Why It Could Win: While most of the attention has been on Shipt dropping its membership-based pricing model, it could be parent company Target’s acquisition of Deliv’s technology, which has the potential to make deliveries faster and more profitable, that creates the additional value generation needed to grow Shipt’s market share.
After seeing massive success in the restaurant delivery market, Uber announced in July that it would be introducing grocery delivery services. This move followed several recent consolidation transactions, such as the acquisition of Chilean grocery app Cornershop, which has been the backbone of its expanding grocery delivery capabilities. Uber also acquired last-mile delivery app Postmates, further increasing the total available scale of its operations.
Why It Could Win: It shouldn’t be understated that Uber has been successful in the cutthroat restaurant food delivery market. Along with Uber Eats, the main business of Uber Rides gives the company many attractive ecosystem tie-ins that could be bundled together to undercut the competition.

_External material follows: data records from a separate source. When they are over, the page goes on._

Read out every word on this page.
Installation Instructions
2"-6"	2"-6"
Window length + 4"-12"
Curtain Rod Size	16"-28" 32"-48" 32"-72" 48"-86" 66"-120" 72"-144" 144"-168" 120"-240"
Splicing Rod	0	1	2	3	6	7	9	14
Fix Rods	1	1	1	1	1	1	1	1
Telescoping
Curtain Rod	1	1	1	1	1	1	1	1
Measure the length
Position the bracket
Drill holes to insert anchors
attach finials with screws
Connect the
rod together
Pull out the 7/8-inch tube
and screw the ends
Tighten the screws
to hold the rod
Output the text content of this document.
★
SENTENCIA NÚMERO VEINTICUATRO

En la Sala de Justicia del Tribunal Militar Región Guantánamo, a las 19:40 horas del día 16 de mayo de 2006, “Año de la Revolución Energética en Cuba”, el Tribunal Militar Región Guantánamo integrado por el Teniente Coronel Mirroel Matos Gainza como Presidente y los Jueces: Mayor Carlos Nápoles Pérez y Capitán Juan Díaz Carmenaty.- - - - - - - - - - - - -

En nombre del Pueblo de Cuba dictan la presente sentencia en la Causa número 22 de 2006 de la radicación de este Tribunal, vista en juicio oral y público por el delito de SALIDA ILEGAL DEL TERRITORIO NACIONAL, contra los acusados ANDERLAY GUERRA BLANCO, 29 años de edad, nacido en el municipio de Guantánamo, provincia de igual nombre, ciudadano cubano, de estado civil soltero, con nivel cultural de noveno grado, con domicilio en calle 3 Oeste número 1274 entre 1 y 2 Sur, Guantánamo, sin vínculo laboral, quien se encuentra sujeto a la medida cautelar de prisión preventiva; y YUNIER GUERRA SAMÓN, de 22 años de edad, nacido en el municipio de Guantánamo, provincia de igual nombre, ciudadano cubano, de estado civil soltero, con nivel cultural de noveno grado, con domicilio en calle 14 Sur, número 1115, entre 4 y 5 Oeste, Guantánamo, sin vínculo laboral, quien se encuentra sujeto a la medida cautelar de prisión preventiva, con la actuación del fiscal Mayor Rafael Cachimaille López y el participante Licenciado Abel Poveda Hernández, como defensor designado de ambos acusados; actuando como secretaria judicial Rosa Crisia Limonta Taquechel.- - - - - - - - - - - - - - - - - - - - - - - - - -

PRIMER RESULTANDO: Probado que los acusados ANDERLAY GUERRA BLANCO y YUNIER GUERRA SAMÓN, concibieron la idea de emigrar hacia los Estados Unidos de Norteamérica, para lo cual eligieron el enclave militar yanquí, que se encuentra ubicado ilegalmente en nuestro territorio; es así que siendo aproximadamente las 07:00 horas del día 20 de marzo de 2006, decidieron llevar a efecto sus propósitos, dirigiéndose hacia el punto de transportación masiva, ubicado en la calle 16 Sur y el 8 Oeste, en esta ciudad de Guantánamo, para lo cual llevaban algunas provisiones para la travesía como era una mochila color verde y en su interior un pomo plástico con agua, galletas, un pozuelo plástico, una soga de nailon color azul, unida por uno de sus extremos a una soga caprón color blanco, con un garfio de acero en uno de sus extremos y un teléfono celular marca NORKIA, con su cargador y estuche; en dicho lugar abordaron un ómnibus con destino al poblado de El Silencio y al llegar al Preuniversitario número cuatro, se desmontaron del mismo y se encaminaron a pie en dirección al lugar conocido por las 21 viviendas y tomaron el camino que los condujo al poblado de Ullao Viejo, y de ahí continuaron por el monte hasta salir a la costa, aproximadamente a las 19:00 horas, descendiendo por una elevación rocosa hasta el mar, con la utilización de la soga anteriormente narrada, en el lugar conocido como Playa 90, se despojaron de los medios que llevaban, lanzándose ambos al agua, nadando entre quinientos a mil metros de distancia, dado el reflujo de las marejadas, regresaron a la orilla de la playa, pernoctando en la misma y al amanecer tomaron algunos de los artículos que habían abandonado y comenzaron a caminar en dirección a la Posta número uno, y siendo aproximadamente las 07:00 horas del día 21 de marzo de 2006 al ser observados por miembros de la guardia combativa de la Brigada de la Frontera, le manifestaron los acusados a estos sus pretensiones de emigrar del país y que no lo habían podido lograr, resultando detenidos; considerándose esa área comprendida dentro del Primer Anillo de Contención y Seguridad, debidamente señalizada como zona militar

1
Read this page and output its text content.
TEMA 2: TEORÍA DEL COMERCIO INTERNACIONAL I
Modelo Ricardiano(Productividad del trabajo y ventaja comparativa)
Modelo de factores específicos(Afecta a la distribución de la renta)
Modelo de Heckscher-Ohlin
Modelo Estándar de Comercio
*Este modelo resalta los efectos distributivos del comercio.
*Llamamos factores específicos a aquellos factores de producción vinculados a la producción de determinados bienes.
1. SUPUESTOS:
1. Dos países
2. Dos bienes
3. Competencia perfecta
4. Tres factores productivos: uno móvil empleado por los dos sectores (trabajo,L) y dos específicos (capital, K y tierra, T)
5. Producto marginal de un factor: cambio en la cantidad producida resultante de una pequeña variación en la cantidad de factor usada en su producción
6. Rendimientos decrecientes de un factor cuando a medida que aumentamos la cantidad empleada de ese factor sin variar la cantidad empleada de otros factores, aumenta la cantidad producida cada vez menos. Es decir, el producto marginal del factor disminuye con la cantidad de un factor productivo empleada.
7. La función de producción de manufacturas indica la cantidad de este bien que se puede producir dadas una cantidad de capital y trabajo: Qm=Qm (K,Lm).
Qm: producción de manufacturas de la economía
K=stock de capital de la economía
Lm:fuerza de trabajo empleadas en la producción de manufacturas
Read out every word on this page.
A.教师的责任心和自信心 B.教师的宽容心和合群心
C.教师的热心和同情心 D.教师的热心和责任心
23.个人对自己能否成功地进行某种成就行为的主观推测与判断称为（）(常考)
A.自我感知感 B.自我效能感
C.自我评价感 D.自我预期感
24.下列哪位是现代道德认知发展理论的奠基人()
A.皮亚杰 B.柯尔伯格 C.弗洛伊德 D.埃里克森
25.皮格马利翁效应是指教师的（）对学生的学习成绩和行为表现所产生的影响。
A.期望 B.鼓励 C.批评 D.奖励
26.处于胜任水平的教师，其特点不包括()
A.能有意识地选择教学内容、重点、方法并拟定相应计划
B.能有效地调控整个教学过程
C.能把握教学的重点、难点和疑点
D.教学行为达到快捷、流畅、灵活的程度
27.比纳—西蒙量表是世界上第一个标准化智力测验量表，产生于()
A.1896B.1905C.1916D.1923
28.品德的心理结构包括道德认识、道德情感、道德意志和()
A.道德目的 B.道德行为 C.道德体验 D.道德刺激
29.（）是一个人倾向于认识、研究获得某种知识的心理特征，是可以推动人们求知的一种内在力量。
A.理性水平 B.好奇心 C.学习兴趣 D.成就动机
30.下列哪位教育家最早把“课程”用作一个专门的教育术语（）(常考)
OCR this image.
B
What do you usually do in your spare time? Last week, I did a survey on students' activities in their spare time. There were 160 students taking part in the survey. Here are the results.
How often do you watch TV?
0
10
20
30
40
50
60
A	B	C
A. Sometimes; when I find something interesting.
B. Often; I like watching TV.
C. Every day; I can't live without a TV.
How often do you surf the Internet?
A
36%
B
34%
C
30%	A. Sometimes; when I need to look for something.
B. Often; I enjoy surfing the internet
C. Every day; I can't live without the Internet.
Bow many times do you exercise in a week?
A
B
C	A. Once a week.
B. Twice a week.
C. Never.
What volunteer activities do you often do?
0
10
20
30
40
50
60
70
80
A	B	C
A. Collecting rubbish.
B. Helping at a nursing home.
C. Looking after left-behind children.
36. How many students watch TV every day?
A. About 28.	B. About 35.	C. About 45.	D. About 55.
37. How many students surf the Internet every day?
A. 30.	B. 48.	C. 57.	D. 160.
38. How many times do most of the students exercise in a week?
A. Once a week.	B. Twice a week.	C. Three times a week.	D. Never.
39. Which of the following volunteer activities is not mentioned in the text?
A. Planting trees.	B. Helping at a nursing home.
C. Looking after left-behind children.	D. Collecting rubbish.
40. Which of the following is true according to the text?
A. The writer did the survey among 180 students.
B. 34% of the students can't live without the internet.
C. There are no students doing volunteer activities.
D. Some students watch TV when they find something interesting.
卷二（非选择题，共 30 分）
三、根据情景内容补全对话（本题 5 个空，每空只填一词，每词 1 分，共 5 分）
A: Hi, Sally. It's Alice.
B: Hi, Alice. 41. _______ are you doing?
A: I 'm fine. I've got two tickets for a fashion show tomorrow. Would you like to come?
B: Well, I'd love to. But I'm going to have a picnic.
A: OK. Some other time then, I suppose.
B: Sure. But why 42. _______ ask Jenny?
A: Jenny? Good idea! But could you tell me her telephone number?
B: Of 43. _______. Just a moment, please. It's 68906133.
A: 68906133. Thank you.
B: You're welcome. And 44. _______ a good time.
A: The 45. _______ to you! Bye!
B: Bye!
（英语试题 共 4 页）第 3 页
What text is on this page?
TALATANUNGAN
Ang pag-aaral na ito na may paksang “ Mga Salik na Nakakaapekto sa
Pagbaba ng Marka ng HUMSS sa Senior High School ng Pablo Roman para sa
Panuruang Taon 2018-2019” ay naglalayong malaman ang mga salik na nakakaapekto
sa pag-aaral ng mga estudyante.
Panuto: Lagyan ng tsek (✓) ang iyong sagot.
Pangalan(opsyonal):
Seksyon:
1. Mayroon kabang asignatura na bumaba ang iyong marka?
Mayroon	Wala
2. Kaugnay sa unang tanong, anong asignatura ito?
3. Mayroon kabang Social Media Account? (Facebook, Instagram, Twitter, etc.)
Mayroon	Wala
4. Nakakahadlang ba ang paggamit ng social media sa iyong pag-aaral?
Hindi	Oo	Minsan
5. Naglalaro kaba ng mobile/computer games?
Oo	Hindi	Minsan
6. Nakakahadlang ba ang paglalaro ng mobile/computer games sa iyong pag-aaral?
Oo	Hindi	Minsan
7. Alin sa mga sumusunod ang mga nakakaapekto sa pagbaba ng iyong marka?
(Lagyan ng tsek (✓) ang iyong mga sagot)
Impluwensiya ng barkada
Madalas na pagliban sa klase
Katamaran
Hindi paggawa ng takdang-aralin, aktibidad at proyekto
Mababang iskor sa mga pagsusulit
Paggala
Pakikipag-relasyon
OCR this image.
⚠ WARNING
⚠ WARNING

In August, DoorDash launched on-demand grocery delivery through its app for the first time, partnering with major grocery stores across the country such as Smart & Final, Meijer, Fresh Thyme and Hy-Vee. With this launch, DoorDash is able to provide more than 75 million Americans access to a grocery store on DoorDash. Customers can choose from more than 10,000 grocery items, all of them available for delivery within one hour from participating stores. These deliveries are included in the company’s DashPass subscription, which offers free delivery and reduced service fees for a monthly rate of $9.99.
Why It Could Win: Despite only recently launching grocery delivery services on the DoorDash app, the company has been on a multi-year journey with grocery through DoorDash Drive, a white-label fulfillment product that powers direct delivery for grocery chains like Walmart, Hy-Vee and Coborn’s. It has also expanded into the Drug and Convenience Store channels and even launched its own chain of DashMart virtual stores, which offers delivery of retail products such as packaged desserts and bottled sauces from popular local restaurants.
What’s the worth of an online grocery delivery article if it doesn’t mention Amazon, right? Amazon has been keeping its foot on the grocery gas by introducing Whole Foods Market dark stores to improve delivery speed and capacity. In response to the huge spike in online grocery shopping, it has started recruiting gig workers to deliver groceries from Whole Foods Market stores. It also introduced its first namesake grocery stores, Amazon Fresh and Amazon Grocery Go, which will inevitably provide additional opportunities for its grocery delivery capabilities.
Why It Could Win: It’s Amazon… Need I say more?
With enough buzz to keep heads ringing louder than Dr. Dre did in his 1995 hit song from the “Friday” soundtrack, it can be easy to forget that the last-mile grocery delivery battle is only getting started. As consumer adoption of online grocery delivery deepens, competition will naturally escalate as service providers push the limits of their strategic visions and investments in innovation. It is still unknown just how many companies will ultimately survive long-term, but if consumers continue to seek out value propositions related to convenience and time-savings as predicted, the battle won’t be ending anytime soon.